As well as royal scoops, Mr Fraser photographed the terrorist Carlos the Jackal while still on the run. He became a senior executive at Richard Desmond's Express newspaper, and more recently the bilingual photographer redesigned France Soir, one of Europe's leading newspapers. Mr Fraser continues to remain at the hub of a global picture-gathering operation, co-ordinating a network of photographers who feed the insatiable appetite of magazines for pictures of the rich and famous at play, from the Mediterranean to the Caribbean.
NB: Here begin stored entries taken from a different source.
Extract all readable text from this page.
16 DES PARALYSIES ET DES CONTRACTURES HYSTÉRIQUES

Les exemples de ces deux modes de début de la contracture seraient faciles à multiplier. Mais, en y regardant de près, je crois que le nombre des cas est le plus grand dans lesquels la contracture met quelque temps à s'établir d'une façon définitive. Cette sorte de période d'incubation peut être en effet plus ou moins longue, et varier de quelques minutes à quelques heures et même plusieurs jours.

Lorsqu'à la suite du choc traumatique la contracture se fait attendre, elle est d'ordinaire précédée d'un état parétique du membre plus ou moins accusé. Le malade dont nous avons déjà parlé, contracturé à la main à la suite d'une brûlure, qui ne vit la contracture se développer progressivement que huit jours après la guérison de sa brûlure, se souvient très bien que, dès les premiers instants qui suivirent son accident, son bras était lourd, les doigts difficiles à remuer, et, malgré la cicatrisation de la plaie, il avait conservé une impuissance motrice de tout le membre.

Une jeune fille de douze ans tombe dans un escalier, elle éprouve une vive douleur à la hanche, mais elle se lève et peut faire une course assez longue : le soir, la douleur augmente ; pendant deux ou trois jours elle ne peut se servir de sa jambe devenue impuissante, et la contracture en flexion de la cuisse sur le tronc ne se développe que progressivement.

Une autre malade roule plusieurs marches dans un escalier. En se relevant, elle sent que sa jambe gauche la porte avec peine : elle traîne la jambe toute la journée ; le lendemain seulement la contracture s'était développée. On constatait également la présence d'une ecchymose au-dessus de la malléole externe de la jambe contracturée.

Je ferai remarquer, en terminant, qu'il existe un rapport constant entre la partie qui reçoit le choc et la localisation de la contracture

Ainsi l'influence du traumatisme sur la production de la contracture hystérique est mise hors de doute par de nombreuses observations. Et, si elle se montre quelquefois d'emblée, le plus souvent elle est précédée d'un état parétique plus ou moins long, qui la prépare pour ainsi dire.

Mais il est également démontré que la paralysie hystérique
Speaking about another well-known picture taken around this time, of the Princess kissing Dodi Fayed, Fraser told the BBC in 2002: "I was given information that she was seeing Dodi and that they were in the Med. I did not know exactly where, but I was told the name of the boat. So I discussed it with [Italian photographer] Mario Brenner, who found it and got the photographs."

He added: "After that I took over and photographed her in Portofino, Sardinia and the South of France ... right up until Paris. I didn't go to Paris. But otherwise I was always there, wherever she went. I was the person who revealed her relationship. I don't know whether that feels good or not, but I will be remembered for it."

A life in pictures

* THE KISS Captured in the Mediterranean, pictures of the Princess and the playboy Dodi Fayed went around the world.

* THE TERRORIST Even though he was on the run from the world's authorities, Carlos the Jackal could not avoid photographer's lens.

* THE DJ Sara Cox won a reported £50,000 in damages from The People over naked honeymoon photographs.

* THE COUPLE The first pictures of Prince William and girlfriend Kate Middleton on the slopes together at Klosters

* THE MISSILE Protests at Greenham Common were one of the biggest stories of the 1980s. Fraser got the photographs of the first missile arriving at the base.